Previa: O custo de importação da borracha natural apresentou uma queda significativa em julho de 2026, impulsionada pela redução dos preços internacionais e pela desvalorização do dólar. Essa mudança pode impactar diretamente a cadeia produtiva no Brasil.
Em julho de 2026, o preço de referência da borracha natural caiu para R$ 15,53 por quilo, uma diminuição de 5,2% em relação ao mês anterior. Essa redução é resultado da queda nas cotações internacionais da matéria-prima, além da leve desvalorização do dólar e da acomodação dos custos de transporte marítimo, conforme dados do Instituto de Economia Agrícola (IEA-APTA).
Queda nos preços internacionais e impacto no Brasil
O principal fator que influenciou a diminuição do custo de importação foi a queda nos preços internacionais da borracha natural. Os contratos da Bolsa de Singapura, utilizados como referência, encerraram julho com um valor de US$ 2,15 por quilo, representando uma retração de 5,5% em comparação ao levantamento anterior.
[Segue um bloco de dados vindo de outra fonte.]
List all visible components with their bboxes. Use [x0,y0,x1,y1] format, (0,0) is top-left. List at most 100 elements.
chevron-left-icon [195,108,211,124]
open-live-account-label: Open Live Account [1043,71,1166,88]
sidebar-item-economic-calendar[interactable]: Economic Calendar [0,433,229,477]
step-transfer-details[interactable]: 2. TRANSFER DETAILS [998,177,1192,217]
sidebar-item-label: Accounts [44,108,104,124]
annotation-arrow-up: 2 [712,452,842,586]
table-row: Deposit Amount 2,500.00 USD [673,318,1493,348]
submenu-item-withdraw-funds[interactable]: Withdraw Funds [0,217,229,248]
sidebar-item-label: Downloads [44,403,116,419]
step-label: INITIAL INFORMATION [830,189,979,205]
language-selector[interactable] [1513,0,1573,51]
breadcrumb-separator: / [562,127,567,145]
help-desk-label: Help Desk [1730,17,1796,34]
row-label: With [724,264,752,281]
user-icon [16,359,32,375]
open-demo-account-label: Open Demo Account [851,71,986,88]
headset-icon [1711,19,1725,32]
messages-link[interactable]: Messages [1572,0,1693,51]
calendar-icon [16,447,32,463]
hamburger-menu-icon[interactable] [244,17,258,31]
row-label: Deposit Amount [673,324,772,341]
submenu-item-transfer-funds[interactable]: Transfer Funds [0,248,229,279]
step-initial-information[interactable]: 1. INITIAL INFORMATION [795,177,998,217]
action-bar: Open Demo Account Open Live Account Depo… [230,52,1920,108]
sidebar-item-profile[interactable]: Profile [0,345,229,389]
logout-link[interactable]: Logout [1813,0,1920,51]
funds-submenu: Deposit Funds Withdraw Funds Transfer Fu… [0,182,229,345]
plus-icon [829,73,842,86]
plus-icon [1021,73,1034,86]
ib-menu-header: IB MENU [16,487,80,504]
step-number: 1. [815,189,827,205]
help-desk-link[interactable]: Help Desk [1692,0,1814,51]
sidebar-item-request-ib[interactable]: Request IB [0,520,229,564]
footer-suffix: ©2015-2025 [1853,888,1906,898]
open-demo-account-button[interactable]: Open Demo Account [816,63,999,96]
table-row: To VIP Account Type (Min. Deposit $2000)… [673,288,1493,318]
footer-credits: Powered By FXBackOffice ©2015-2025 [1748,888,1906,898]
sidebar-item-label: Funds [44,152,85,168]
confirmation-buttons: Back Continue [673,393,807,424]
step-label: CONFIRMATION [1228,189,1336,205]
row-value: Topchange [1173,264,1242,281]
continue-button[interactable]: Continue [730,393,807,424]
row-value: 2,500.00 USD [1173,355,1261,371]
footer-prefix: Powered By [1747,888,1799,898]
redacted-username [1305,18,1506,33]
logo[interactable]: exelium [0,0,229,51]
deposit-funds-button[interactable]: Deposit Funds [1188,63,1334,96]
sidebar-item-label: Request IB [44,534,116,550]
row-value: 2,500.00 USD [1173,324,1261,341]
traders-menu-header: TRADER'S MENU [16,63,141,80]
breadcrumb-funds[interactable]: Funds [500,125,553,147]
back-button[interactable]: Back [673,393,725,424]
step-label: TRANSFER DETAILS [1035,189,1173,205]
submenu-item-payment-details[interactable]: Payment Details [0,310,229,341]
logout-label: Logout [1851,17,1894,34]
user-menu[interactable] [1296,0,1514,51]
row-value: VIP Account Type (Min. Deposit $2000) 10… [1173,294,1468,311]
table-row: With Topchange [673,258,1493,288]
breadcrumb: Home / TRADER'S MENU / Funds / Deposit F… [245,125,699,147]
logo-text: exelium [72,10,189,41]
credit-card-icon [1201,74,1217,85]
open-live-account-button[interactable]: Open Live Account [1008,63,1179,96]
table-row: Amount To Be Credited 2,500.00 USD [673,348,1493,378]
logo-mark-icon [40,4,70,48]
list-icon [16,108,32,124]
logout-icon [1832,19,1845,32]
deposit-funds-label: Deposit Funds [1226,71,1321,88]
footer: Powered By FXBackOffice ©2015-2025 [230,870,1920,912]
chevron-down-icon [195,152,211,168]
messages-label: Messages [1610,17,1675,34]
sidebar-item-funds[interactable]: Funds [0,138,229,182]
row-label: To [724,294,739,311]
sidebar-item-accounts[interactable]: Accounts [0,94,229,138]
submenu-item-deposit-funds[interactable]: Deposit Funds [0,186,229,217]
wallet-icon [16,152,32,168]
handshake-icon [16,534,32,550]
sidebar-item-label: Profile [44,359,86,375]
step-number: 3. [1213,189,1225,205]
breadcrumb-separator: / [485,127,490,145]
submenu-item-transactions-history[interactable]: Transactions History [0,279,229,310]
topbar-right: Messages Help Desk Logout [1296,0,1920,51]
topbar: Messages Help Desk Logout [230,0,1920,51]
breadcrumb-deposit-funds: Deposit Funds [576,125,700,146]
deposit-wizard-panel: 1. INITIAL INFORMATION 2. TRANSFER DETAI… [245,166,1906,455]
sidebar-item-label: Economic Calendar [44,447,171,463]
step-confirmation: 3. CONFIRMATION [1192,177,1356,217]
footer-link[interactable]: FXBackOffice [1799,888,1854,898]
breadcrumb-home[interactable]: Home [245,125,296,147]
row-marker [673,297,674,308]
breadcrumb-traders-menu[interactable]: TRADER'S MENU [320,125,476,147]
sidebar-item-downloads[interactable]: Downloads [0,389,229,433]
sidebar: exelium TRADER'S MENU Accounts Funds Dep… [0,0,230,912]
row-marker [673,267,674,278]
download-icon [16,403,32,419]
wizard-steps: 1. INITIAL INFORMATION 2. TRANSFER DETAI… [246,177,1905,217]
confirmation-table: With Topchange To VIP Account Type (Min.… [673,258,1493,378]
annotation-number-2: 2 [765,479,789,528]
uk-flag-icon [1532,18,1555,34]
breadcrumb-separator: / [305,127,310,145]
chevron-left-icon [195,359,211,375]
Essa redução no mercado asiático foi crucial para o ajuste do preço no Brasil.
Além disso, a cotação média do dólar passou de R$ 5,13 em junho para R$ 5,11 em julho, uma queda de 0,3%. Embora a variação cambial tenha sido modesta, ela ocorreu em um momento em que os preços internacionais da borracha também estavam em declínio, amplificando o efeito sobre o custo final de importação.
Frete marítimo e suas implicações
Outro fator que contribuiu para a diminuição do preço de referência foi a redução nos custos de transporte internacional. O frete marítimo apresentou uma queda de 0,8% em julho, após os níveis elevados registrados em junho. Essa combinação de matéria-prima mais barata, dólar em baixa e fretes menores resultou na significativa redução do custo de importação da borracha natural.
Apesar da queda em julho, o cenário internacional demanda atenção. As cotações nas bolsas asiáticas, embora tenham recuado, ainda permanecem elevadas em comparação com a série histórica. No início de agosto, sinais de recuperação começaram a surgir, impulsionados pela percepção de restrição na oferta global, especialmente na Indonésia.
Produção e mercado brasileiro
São Paulo é o principal polo produtor de borracha natural no Brasil, respondendo por cerca de 60% da produção nacional. A estimativa para a safra 2025/26 é de 267,6 mil toneladas de coágulo de látex, um aumento de 0,5% em relação à temporada anterior. Essa dinâmica de produção torna o comportamento dos preços de importação um fator crucial para os produtores e demais agentes da cadeia produtiva paulista.
O Índice de Preços de Importação da Borracha, elaborado pelo IEA em parceria com a Confederação da Agricultura e Pecuária do Brasil (CNA), busca estabelecer uma referência que favoreça uma política de preços mais equilibrada e justa para os produtores. Essa metodologia considera não apenas a cotação internacional, mas também os custos envolvidos na importação, como câmbio e frete.
Perspectivas para os próximos meses
A queda do preço de referência em julho representa um alívio, mas o mercado internacional já apresenta sinais de volatilidade. A possibilidade de restrição na oferta na Indonésia e a demanda firme da indústria pneumática podem sustentar os preços internacionais, enquanto a melhora na produção na Tailândia pode limitar esse avanço.
Para os produtores brasileiros, especialmente em São Paulo, o comportamento das bolsas asiáticas, a cotação do dólar e os custos logísticos continuarão a ser determinantes na formação dos preços domésticos. Assim, o mercado de borracha entra em agosto com um cenário que exige monitoramento constante dos fatores que influenciam a oferta e a demanda global.